Born to a French family, de Montebello immigrated to the United States of America in the 1950s, and became a naturalized citizen of the US in 1955. He was educated in New York City at the Lycée Français, graduated from Harvard University with a degree in art history, and earned an MA from New York University, after which he embarked on a career in Fine Arts. He became the Director of the Metropolitan Museum in 1977 and has become widely known as the public face of the museum.
He announced his retirement on 8 January 2008, stating that he intended to step down by the end of 2008 after more than 31 years at his post.

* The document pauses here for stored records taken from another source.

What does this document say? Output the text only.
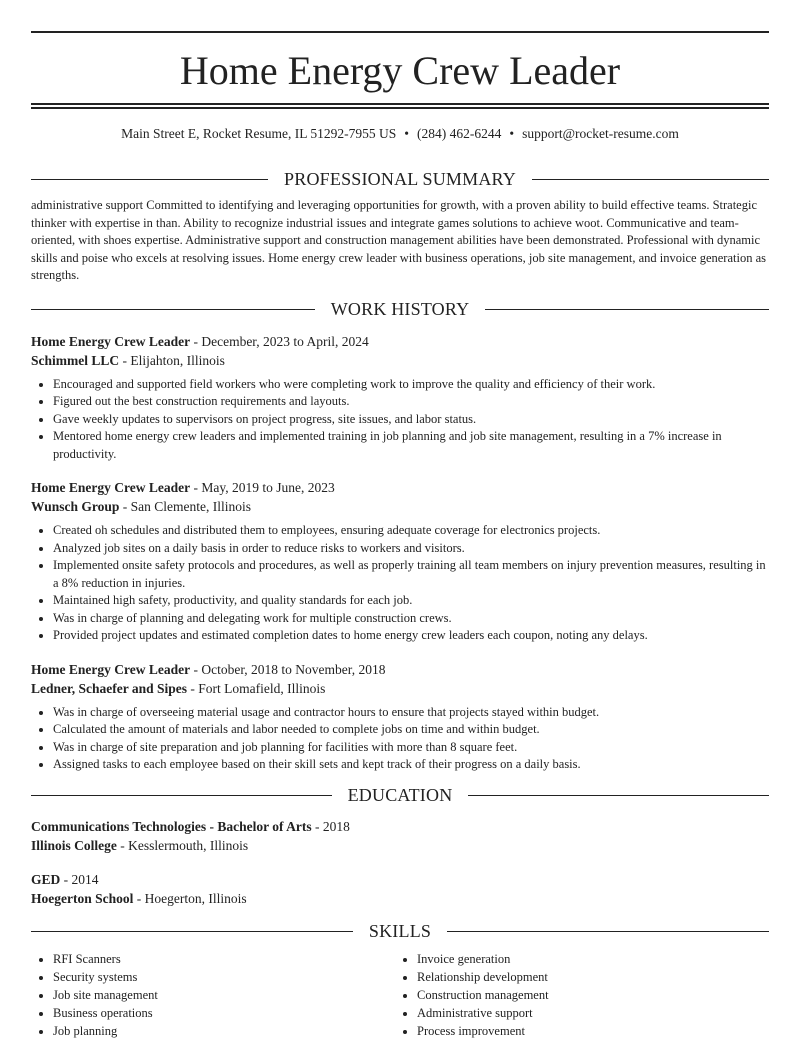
Home Energy Crew Leader
Main Street E, Rocket Resume, IL 51292-7955 US • (284) 462-6244 • support@rocket-resume.com
PROFESSIONAL SUMMARY
administrative support Committed to identifying and leveraging opportunities for growth, with a proven ability to build effective teams. Strategic thinker with expertise in than. Ability to recognize industrial issues and integrate games solutions to achieve woot. Communicative and team-oriented, with shoes expertise. Administrative support and construction management abilities have been demonstrated. Professional with dynamic skills and poise who excels at resolving issues. Home energy crew leader with business operations, job site management, and invoice generation as strengths.
WORK HISTORY
Home Energy Crew Leader - December, 2023 to April, 2024
Schimmel LLC - Elijahton, Illinois
• Encouraged and supported field workers who were completing work to improve the quality and efficiency of their work.
• Figured out the best construction requirements and layouts.
• Gave weekly updates to supervisors on project progress, site issues, and labor status.
• Mentored home energy crew leaders and implemented training in job planning and job site management, resulting in a 7% increase in productivity.
Home Energy Crew Leader - May, 2019 to June, 2023
Wunsch Group - San Clemente, Illinois
• Created oh schedules and distributed them to employees, ensuring adequate coverage for electronics projects.
• Analyzed job sites on a daily basis in order to reduce risks to workers and visitors.
• Implemented onsite safety protocols and procedures, as well as properly training all team members on injury prevention measures, resulting in a 8% reduction in injuries.
• Maintained high safety, productivity, and quality standards for each job.
• Was in charge of planning and delegating work for multiple construction crews.
• Provided project updates and estimated completion dates to home energy crew leaders each coupon, noting any delays.
Home Energy Crew Leader - October, 2018 to November, 2018
Ledner, Schaefer and Sipes - Fort Lomafield, Illinois
• Was in charge of overseeing material usage and contractor hours to ensure that projects stayed within budget.
• Calculated the amount of materials and labor needed to complete jobs on time and within budget.
• Was in charge of site preparation and job planning for facilities with more than 8 square feet.
• Assigned tasks to each employee based on their skill sets and kept track of their progress on a daily basis.
EDUCATION
Communications Technologies - Bachelor of Arts - 2018
Illinois College - Kesslermouth, Illinois
GED - 2014
Hoegerton School - Hoegerton, Illinois
SKILLS
• RFI Scanners
• Security systems
• Job site management
• Business operations
• Job planning
• Invoice generation
• Relationship development
• Construction management
• Administrative support
• Process improvement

Born Count Guy Philippe Henri Lannes de Montebello in Paris in 1936 to a family descended from the Napoleonic aristocracy, de Montebello was the second of four sons. His father, Count André Roger Lannes de Montebello (Biarritz, July 6, 1908 - New York City, December 2, 1986), was a portrait painter, art critic, and a member of the French Resistance during World War II. His mother, Germaine Wiener de Croisset (born in Paris, October 26, 1913 and married in Paris, November 30, 1933), was a descendant of the Marquis de Sade, a daughter of the playwright Francis de Croisset, and a half-sister of the arts patron Marie-Laure de Noailles. One of de Montebello's great-great-great-grandfathers was Jean Lannes, Duke of Montebello and Marshal of France.